Comment
expliquer la diminution du commerce mondial des armes dans les périodes entre
2012-2016 et 2017-2021 ? Même si les nouvelles données sur les transferts
internationaux d'armes, publiées le 14 mars dernier par le Stockholm
International Peace Research
Institute (SIPRI), confirment une tendance à la baisse de 4,6% durant la
période en question en matière des transferts internationaux d'armes, les
chiffres restent quand même assez troublants. Contrairement à ce qu'on pourrait
croire, cette baisse n'est pas due à une époque de paix que traverse le monde.
Car, à voir de plus près, on constate que « la faible diminution des transferts
d'armes dans le monde masque de grandes variations entre les tendances
régionales», comme le précise Pieter D. Wezeman,
chercheur principal au programme Transferts d'armes du SIPRI. Si entre 2012-16
et 2017-21, trois régions du monde connaissent une baisse globale des
importations d'armes, les Amériques (-36%), l'Afrique (-34%) et l'Asie-Océanie
(-4,7%), d'autres régions ont connu une forte et inattendue hausse des
importations d'armes.

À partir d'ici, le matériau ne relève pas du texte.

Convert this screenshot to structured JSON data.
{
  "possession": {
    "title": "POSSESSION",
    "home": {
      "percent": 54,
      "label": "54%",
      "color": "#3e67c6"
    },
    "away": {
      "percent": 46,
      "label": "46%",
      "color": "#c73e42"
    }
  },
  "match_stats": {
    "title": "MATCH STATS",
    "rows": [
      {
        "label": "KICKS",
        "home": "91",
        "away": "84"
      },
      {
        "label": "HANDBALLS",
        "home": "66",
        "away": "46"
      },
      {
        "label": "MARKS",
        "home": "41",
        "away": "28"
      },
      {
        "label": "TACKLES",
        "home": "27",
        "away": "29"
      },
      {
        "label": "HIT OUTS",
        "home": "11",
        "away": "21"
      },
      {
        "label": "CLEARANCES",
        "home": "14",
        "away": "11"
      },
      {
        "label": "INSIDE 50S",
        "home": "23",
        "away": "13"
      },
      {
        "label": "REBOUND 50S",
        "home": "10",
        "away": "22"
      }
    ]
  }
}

A commencer par l'Europe, qui connaît la plus forte
augmentation des importations d'armes. Selon les données du SIPRI, «en 2017-21,
les importations d'armes majeures par les États européens étaient supérieures
de 19% à celles de 2012-16 et représentaient 13% des transferts mondiaux
d'armes. Les plus grands importateurs d'armes en Europe sont le Royaume-Uni, la
Norvège et les Pays-Bas». Notant que «d'autres États européens devraient
également augmenter considérablement leurs importations d'armes au cours de la
prochaine décennie, ayant récemment passé d'importantes commandes d'armes
majeures, en particulier d'avions de combat en provenance des États-Unis». Y a-t-il quelque chose qui ne tourne pas rond sur ce
continent ? D'habitude, pour l'Europe, l'importation des armes est une affaire
qui ne les concerne pas. Pour en exporter, oui, mais pour importer des armes,
le besoin ne se faisait pas sentir depuis la fin de la Seconde Guerre mondiale.
Que se passe-t-il alors ? « La grave détérioration des relations entre la
plupart des États européens et la Russie a joué un rôle important dans
l'augmentation des importations européennes d'armes», explique un chercheur du
SIPRI. Les armes vont là où les guerres éclatent ou sont sur le point de
l'être, et l'Europe est devenue ces derniers temps une zone de tension qui
rappelle un peu les deux précédentes guerres mondiales, qui ont toutes deux
commencé en Europe. Est-ce à dire que la baisse des importations d'armes dans
d'autres régions, en Afrique par exemple (à l'exception de l'Egypte, propulsée
troisième plus grand importateur d'armes au monde), est due à une baisse de la
tension sécuritaire ? Le Moyen-Orient reste, dans le passé, le présent et
l'avenir (selon les livraisons d'armes prévues dans les prochaines années) une
région où les importations d'armes sont toujours très importantes. Alors que
l'industrie militaire des Etats-Unis et de la France tourne à plein régime, il
est aisé de comprendre que leurs exportations d'armes augmentent parallèlement
à une production accrue. Le commerce de la mort a peut-être diminué par-ci,
mais il a trouvé de nouveaux terrains fertiles par-là.